I really didn't like The Deathly Hallows when I started it. It seemed to drag something fierce, and that turned me off especially as this was the final installment. The wedding seemed out of place to me and slowed the story, and too much time was spent on camping out, looking for information. I felt once they went to Godric's Hollow and Ron came back, the story started to move along at a better rate. Pacing is a big issue with me in anything I read or watch, so it's something I tend to harp on. However, I found the climax and ending battle to be satisfying. I enjoyed the hunt for the Horcruxes and the Hallows, and I liked the reveal of Snape even if I already knew it. (I wasn't exactly spoiled for it, but I didn't believe him to be evil anyway.) I am sad that Snape didn't get a better send up, but his quick death did make an impact on the story and I'm glad it affected Harry the way that it did. I wish we'd have seen Snape's portrait, though. I figured that Harry was a Horcrux himself and I liked the whole end between him and Voldemort and his final appeal to him. I tend to really be drawn to stories that have that good vs evil tone, and where there is a spiritual edge. This was a battle of souls that I enjoyed. I found the epilogue to be unnecessary and the name everyone after their relatives thing was very fanfic-ish. But I did like the nod to Snape and the end with his scar finally being silent.

Question: In Book 5, everyone was worried that Voldemort would be able to use Harry and possess him. He placed false images in his mind. This stopped once Harry realized what was going on and Voldemort didn't like what was inside him, to a certain extent. But why did Book 6 and Book 7 never have Voldemort try to figure out what Harry was up to by going in his mind? Was there a block I don't recall? Because if Harry could keep seeing into Voldemort, I would assume that Voldemort could at least try to manipulate Harry like he did in Book 5, even if Harry could deflect him. Was this touched upon? I might have missed it since I was reading this series fairly quickly.

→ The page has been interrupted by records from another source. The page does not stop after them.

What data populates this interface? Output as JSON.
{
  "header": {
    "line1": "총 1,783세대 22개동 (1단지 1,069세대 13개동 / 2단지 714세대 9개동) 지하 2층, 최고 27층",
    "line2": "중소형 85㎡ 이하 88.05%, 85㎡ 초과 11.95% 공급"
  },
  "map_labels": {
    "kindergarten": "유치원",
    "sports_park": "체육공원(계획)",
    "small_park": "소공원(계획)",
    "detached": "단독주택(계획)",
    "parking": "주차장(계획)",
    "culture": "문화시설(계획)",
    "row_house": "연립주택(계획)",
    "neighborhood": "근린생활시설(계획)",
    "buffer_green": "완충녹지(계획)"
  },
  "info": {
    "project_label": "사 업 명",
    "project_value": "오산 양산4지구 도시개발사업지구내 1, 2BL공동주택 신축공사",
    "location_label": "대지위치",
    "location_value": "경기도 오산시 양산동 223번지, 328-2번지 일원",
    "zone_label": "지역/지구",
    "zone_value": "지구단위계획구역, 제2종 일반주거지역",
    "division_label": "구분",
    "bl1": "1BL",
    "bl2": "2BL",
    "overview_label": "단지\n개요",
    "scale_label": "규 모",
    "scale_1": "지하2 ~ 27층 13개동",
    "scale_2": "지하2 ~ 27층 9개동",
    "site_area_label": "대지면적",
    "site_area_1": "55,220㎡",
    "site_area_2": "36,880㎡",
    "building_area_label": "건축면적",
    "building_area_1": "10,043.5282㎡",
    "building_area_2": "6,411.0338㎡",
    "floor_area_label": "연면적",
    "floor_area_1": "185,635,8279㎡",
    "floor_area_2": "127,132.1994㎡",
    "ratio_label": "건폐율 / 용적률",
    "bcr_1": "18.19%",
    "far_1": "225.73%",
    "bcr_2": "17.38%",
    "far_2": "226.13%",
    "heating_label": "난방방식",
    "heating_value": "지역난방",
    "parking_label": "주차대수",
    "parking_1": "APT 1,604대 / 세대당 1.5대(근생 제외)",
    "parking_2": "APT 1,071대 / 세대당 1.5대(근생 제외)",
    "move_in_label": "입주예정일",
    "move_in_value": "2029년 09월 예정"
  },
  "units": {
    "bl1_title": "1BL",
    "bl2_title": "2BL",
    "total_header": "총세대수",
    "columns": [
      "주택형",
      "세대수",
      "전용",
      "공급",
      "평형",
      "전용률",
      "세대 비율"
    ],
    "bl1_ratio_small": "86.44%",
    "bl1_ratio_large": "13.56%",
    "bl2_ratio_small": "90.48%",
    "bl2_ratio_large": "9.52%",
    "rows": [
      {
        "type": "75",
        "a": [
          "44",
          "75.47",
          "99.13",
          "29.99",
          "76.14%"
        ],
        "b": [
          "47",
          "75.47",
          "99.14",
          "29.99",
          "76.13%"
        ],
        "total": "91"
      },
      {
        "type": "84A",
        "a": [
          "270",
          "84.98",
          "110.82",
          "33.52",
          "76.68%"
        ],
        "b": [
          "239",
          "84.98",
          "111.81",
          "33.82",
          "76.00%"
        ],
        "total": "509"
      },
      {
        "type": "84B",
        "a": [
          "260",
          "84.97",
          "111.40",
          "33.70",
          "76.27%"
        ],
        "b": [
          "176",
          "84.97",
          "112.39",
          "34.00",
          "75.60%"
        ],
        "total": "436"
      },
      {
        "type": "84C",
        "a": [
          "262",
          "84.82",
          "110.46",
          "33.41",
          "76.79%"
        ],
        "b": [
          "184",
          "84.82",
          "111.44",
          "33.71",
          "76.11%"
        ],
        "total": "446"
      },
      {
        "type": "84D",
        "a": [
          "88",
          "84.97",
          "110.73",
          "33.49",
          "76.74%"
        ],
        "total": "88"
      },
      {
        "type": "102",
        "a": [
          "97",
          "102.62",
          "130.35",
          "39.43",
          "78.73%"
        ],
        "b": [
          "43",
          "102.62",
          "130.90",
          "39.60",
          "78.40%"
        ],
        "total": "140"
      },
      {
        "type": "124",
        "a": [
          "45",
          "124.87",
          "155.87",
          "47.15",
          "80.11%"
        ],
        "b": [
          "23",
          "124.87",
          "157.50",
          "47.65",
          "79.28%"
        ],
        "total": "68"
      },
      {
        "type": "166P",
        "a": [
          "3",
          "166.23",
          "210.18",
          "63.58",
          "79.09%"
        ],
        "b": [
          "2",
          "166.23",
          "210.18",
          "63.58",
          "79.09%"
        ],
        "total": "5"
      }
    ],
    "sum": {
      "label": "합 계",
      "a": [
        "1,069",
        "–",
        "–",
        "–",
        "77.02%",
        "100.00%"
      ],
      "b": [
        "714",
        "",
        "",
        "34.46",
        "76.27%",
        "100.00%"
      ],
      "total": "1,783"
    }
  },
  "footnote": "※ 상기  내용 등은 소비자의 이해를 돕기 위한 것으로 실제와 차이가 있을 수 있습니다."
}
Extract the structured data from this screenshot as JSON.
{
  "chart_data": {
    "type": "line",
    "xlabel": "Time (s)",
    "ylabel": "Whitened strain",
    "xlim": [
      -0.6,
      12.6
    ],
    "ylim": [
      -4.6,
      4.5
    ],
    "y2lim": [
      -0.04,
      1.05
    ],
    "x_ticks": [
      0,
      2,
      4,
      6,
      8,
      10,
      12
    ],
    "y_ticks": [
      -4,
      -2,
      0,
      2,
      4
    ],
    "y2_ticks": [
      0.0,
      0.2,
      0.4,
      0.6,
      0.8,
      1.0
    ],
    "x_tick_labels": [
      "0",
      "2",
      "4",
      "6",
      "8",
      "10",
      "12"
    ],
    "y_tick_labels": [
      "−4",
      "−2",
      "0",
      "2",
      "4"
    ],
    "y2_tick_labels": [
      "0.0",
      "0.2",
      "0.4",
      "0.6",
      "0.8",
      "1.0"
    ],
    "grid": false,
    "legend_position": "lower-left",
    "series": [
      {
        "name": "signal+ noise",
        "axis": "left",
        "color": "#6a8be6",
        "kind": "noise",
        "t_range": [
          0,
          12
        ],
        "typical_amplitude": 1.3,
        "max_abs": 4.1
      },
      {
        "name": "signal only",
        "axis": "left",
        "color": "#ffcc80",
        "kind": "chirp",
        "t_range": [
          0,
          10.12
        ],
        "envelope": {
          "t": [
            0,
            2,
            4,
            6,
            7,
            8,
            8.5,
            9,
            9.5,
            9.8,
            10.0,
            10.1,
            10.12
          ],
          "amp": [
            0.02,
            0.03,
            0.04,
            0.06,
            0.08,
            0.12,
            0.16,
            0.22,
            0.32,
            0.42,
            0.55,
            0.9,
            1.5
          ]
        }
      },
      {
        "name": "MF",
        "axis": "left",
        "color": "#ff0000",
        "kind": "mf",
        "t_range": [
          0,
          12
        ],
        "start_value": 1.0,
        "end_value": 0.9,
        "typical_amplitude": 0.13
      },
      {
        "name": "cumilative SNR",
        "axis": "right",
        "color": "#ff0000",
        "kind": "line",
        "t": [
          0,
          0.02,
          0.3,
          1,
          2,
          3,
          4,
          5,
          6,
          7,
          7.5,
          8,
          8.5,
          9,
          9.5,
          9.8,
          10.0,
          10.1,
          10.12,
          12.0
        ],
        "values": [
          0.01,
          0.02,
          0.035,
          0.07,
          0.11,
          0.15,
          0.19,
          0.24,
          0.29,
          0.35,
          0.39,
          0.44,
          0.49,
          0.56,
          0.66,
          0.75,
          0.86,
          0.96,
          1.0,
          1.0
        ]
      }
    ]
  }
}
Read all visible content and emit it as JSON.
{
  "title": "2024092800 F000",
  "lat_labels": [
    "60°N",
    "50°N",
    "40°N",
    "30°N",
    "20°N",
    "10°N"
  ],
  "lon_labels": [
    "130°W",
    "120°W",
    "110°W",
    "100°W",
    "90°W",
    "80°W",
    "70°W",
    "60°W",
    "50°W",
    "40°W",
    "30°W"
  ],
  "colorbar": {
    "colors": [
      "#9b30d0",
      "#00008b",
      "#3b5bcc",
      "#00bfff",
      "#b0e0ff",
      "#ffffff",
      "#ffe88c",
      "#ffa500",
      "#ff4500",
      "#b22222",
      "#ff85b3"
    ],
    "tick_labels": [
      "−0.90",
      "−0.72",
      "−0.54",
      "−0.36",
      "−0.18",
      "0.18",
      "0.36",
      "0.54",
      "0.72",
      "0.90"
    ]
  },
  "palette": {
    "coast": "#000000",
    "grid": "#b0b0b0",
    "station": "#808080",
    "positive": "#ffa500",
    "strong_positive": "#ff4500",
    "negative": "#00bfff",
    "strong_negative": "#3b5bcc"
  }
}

All in all, I think it's a worthwhile series to read. JKR's weaknesses seem to be with exposition and length - she could have edited quite a bit out of the book to streamline them - and sometimes she was a little too obvious with her reveals. I don't feel like she rally built up Harry/Ginny enough as it seemed out of the blue, and Hermione seemed a weaker character in the last 3 books (did she ever stop crying?). However, I found her strength to be in her ability to plot over the course of several books, create detailed histories for a huge number of characters, and to have characters that were unique and individual, each one its own person. Her writing had a witty tone, and it was laced with something whimsical. JKR has quite the imagination.

I'd recommend them for a fun read and to anyone who wants to pass on the message that love and bravery can conquer all.